Choice is often about control and decision making. Do I choose? Am I being forced to choose? Is someone else 'choosing for me'? Am I choosing for myself or for my family? Am I choosing for the good of the whole or the good of the individual, i.e., me? And what are the ramifications of my choices?
Related to the issue of choice is the issue of control. Who's got control? Is it me? Do I feel in control? Do I feel out of control? Do I feel someone else is in control? And what are the consequences of the 'control issue' if I'm not in control and someone else is?
In Western psychology, we talk about locus of control. What's that you ask? Here's a good definition:
“A locus of control orientation is a belief about whether the outcomes of our actions are contingent on what we do (internal control orientation) or on events outside our personal control (external control orientation)”, Zimbardo, 1985.
In other words when we act, do we believe we are in control? Or do we believe we act because we are controlled by things outside ourselves?
In the East, we seem to have an external control orientation or so it appears to me—our orientation comes not from within, but without. The gods, the fates, the family, a class or caste system; millennia of cultural history weigh on us and often we feel we are not in control of our lives.
Not everyone, but many think these things control our fate, our destiny; who we become, and so on. And yet I think we try to balance our sense of choice with all these opposing forces to develop; to become the person we want to be if we think things through; if we examine the evidence for or against our actions. Of course, I noticed this same principle in the West as well.
So, perhaps it’s not an issue of East or West; rather beliefs, whether East or West.
This brings me to a topic dear to my heart & research—The Psychology of Religious Coping.
I am a huge fan of Prof Dr Kenneth Pargament who is a leading practitioner-psychologist-researcher in the field of religious coping. What his research found—and not alone his as this field has come into its own in the last twenty years—is that people developed three approaches.
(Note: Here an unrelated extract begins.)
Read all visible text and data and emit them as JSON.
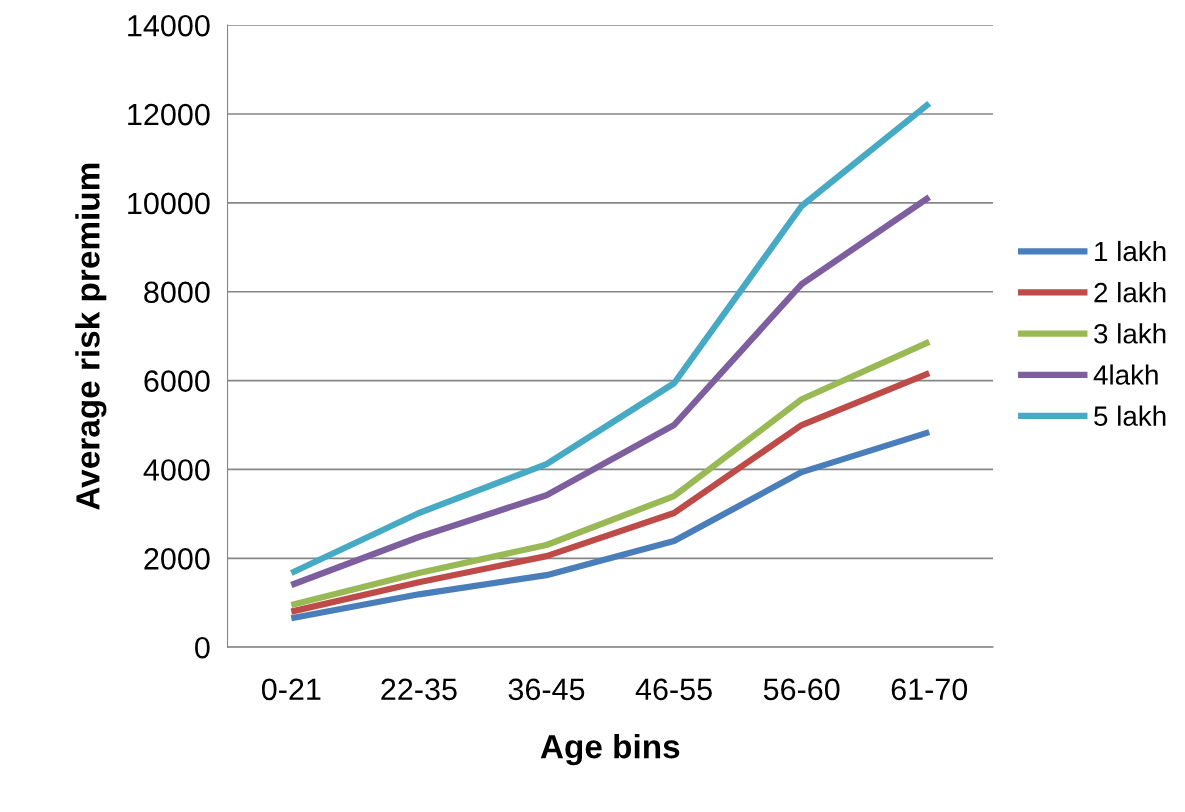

These are a Collaborative Style, in which we co-operate with (a) God to deal with stressful events in life; a Deferring Style, in which we leave everything to (a) God; and a Self-Directed Style, in which we do not rely on (a) God and try to solve problems by ourselves.
Pargament discovered many other things as well, but these three styles apply across the boundaries of religious experience, whether Buddhist, Hindu, Muslim, Christian or Jew. (Buddhism is a non-theistic religion but tell that to those who pray to Lord Buddha in Bangkok, Beijing and Boralesgamuwa!).
In my own study, survivors of great distress (such as tsunami,
civil war, and so on) find solace and comfort in the positive use of their
religious beliefs regardless of belief systems (c.f., E. Leembruggen-Kallberg, Psychotraumatology vis-à-vis Religious &
Spiritual Beliefs: A Sri Lankan Case Study).
Whether survivors of great catastrophes felt ‘in control’ of their circumstances or ‘acted upon’ by others—the fates, a government out of control, vicious neighbours, kith and kin, or even God—as they meditated, prayed, chanted, and ‘acted’, they gained control over their feelings of helplessness, victim-hood and their position as the ‘other’—not in control. Here we find religion working “functionally”, i.e., religion helping the individual “to cope with death, provide meaning to life, provide moral absolutes and overcome existential alienation” (Paloutzian, 1996).
This is the positive side of religious coping. To be sure, there is a negative side. And this, too, must be addressed. But as a counselling therapist, it is good to know that religious experience and one’s spirituality can be used in gaining positive outcomes for better mental health.